O período também foi propício para o surgimento de equipes até então sem muita expressão no cenário nacional. Banfield, Lanús e Arsenal - o time dos Grondonas, os comandantes do futebol local - conseguiram ser campeões pela primeira vez no país. No cenário continental, porém, esse ‘novos grandes' deram papelões. O Tigre, por exemplo, foi vice-campeão nacional e depois ‘fugiu' da final da Copa Sul-Americana diante do São Paulo.
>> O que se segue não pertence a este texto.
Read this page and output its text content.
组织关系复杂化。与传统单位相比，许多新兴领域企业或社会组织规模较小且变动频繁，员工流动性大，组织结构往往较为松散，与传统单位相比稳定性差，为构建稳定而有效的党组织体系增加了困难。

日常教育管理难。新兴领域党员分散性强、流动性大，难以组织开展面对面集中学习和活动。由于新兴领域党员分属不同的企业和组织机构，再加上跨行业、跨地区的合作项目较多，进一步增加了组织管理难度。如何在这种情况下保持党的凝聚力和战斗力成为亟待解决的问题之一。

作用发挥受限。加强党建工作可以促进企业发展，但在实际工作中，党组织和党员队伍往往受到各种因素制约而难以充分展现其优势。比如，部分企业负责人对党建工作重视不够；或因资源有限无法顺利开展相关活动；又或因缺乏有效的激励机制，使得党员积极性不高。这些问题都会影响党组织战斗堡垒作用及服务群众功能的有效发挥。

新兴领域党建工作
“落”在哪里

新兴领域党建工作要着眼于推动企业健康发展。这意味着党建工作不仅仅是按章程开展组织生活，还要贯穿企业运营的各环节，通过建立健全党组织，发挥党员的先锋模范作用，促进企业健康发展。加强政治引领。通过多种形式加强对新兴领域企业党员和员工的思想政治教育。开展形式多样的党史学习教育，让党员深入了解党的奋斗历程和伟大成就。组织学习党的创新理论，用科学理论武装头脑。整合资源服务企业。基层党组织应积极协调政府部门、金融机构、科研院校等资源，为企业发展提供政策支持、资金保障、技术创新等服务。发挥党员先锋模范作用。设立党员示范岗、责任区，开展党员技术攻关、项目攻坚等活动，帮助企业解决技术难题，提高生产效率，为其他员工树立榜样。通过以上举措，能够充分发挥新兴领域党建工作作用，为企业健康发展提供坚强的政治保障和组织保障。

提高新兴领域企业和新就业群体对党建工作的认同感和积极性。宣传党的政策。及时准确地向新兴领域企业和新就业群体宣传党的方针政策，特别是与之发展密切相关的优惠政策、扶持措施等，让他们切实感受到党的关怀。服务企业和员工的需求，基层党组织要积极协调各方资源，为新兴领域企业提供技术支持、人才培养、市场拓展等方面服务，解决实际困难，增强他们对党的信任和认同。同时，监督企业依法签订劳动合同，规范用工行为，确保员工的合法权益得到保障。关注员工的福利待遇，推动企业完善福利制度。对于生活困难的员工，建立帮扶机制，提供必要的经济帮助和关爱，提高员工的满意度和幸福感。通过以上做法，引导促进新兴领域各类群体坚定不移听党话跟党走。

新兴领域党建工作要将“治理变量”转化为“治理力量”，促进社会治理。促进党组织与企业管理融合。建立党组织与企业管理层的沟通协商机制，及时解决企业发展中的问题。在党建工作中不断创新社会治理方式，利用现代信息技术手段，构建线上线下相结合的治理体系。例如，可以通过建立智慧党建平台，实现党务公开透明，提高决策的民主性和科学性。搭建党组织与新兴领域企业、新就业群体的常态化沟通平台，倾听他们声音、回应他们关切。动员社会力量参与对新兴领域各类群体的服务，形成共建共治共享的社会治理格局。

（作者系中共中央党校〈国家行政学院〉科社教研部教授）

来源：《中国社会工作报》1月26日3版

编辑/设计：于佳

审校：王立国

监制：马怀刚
E o problema maior é que o passo dado para tentar mudar só complicou ainda mais a situação. Desde 2009, o governo lançou o programa ‘Fútbol para todos'. Estava oficializada ali a estatização do futebol nacional. O Campeonato Argentino saiu das mãos da TV particular - e por assinatura - e foi para as televisões públicas. O futebol deixou de ser apenas um esporte e passou a ser também uma plataforma política. O intervalo das partidas, por exemplo, só tem propagandas do governo. No final do ano passado, os resultados do projeto foram anunciados: os investimentos foram duas vezes maior do que o combinado - dinheiro de contribuintes.
Futebol argentino tem interferência do governo da presidenta Cristina Kirchner
Outro exemplo da politicagem é o que aconteceu em 2013. O jornalista Jorge Lanata, do Canal Trece, passou a incomodar o governo com seu programa Periodismo para Todos (PPT) aos domingos à noite, com críticas à política kirchnerista e picos de 30 pontos de audiência. A resposta veio com a bola. O governo alterou o horário de início da última partida do dia de 20h30 para 21h30, exigindo sempre que ou Boca Juniors ou River Plate estivesse em campo. A medida, claro, atrapalhou a vida dos torcedores para ir aos estádios, mas diminuiu a audiência do PPT.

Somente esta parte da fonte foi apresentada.